Thanks Steve, I really envy you folks in the East as we don't have anything like that here in southern Indiana.Did you have a chance to look at photos I posted of the James River mallet ?


----------



## Steve/sewell (Feb 13, 2013)

Yes Tim, your Mallet bottle is looking more American all the time. Here are shards,moils,slag, and Frit from the Estellville factory. This place was enormous and should have been recognized by Mckearin in his famous book. The works were around for 50 years with many famous owners. I wish someone from the Corning museum would recognize this treasure of a site the only one of its kind.     The blue shard to the left is a corner piece of a Cathedral food jar.


----------



## Steve/sewell (Feb 13, 2013)

2 The piece on the lower right hand portion is a Cornucopia flask melted.


----------



## Steve/sewell (Feb 13, 2013)

3  Molten Frit in green and grey.


----------



## Steve/sewell (Feb 13, 2013)

4 I would love to find a bottle in this color green/grey!!


----------



## Steve/sewell (Feb 13, 2013)

5 Different shades of amber's and dark greens.


----------



## Steve/sewell (Feb 13, 2013)

6 The shard at the bottom based on the size is the neck of a very large Green/Grey Demi John.


----------



## Steve/sewell (Feb 13, 2013)

7 Here is a good sizeed hunk 2 inches round of various shades of amber slag.


----------



## Steve/sewell (Feb 13, 2013)

8 This piece is neat about 10 different colors in it.


----------



## Steve/sewell (Feb 13, 2013)

9  Amber's, greys, greens, and plain aqua.


----------



## Steve/sewell (Feb 13, 2013)

10 Neat color


----------



## Steve/sewell (Feb 13, 2013)

11


----------



## Steve/sewell (Feb 13, 2013)

12 A large 4 inches long by 3 wide piece of grey green slag,again a bottle in this color would be outstanding.I believe this piece of slag fused in the clay melting pot.


----------



## Steve/sewell (Feb 13, 2013)

13 A neat multi colored piece of amber. Booz or Kelly's who knows!!


----------



## Steve/sewell (Feb 13, 2013)

14


----------



## Steve/sewell (Feb 13, 2013)

15    Molten slag unique color.


----------



## Steve/sewell (Feb 13, 2013)

16  Large pale light aqua shard off of a Jenny Lind historical flask


----------



## Steve/sewell (Feb 13, 2013)

17 A slightly fused raw batch of Soda lime and sand right from the pot.


----------



## Steve/sewell (Feb 13, 2013)

18 What you are staring at here is a rather large over  (5 inches in length by 4 inches in depth) unique piece of amber pot slag,frit and sand.
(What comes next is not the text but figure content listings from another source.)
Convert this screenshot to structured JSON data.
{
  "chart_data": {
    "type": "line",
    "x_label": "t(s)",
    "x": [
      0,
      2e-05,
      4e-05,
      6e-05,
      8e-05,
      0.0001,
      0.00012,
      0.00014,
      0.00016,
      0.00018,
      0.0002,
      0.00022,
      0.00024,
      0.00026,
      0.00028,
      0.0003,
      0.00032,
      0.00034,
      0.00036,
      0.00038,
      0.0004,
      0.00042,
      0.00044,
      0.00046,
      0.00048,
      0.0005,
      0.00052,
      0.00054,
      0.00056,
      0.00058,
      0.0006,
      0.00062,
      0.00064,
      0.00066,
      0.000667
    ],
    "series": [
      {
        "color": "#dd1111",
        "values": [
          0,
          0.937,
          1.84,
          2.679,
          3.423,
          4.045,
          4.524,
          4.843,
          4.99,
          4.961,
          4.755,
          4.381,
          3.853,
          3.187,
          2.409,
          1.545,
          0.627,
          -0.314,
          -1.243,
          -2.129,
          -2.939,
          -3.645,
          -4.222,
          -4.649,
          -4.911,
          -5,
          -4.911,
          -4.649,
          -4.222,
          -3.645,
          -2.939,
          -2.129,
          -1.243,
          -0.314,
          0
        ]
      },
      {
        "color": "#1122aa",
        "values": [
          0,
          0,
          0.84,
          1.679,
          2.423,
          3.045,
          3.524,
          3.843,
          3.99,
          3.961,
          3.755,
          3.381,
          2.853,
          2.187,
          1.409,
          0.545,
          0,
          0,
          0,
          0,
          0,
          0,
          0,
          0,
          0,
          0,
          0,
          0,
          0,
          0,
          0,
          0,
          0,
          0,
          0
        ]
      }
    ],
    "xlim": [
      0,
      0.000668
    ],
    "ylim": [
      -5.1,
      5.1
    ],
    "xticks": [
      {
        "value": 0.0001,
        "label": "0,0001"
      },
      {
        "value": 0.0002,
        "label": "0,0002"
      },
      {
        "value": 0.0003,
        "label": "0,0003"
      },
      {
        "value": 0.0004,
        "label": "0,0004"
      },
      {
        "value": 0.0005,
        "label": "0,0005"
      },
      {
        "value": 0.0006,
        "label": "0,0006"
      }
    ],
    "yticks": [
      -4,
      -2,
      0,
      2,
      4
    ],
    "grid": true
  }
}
This piece is shaped like the pot it cam out of. This is what light amber glass looks like before the fusion process.


----------



## Steve/sewell (Feb 13, 2013)

19 The side view of this piece,you can see the crystallization beginning in the upper portion.


----------



## Steve/sewell (Feb 13, 2013)

20     Large hunk 3 inches long and round of various shades of amber's and greens.


----------



## Steve/sewell (Feb 13, 2013)

21 This was found by the flattening house. Window glass slag!!


----------



## Steve/sewell (Feb 13, 2013)

22 Feast your eyes on these twp pieces. The one on the left is a quite rare batch of pulverized quartz pot stones and sodam lime slightly fused on the last day the window works made product. On the right is a piece of glass which resembles petrified wood.


----------



## Steve/sewell (Feb 13, 2013)

23  Same piece from another angle.


----------



## Steve/sewell (Feb 13, 2013)

24   The quartz frit again as you can see only the top portion began to fuze which was probably the bottom portion of the clay pot the day it was melted..


----------



## Steve/sewell (Feb 13, 2013)

25


----------



## Steve/sewell (Feb 13, 2013)

26


----------



## Steve/sewell (Feb 13, 2013)

27  Same process as the light amber but this time dark amber. again you can see only a small portion began to fuse. This is what dark amber glass looked like right before it was .... dark amber glass!!!


----------



## Steve/sewell (Feb 13, 2013)

28


----------



## Steve/sewell (Feb 13, 2013)

29


----------



## Steve/sewell (Feb 13, 2013)

30 Amber taffy looks like candy doesn't it


----------



## Steve/sewell (Feb 13, 2013)

31 Window glass shards crystal clear.


----------



## Steve/sewell (Feb 13, 2013)

Got to run will continue this later.


----------



## Dugout (Feb 16, 2013)

Very interesting!


----------



## Ohiosulator (Feb 20, 2013)

Great post!


----------



## Steve/sewell (Feb 23, 2013)

Here is a portrait of Daniel Estell. His relatives were French Huguenots.


----------



## Steve/sewell (Feb 24, 2013)

Before Rick got to do this I beat him to it........,Elvis Estell has a nice ring to it or Daniel Presley kinda plain sounding...either way Elvis owes the look to Danny boy Estell as he sported the burns and the duds first[8D]


----------



## surfaceone (Mar 2, 2013)

Steve, you handsome devil, [8D]

 Thanks for this great thread, and here's hoping you and the family are feeling up to snuff real soon.


----------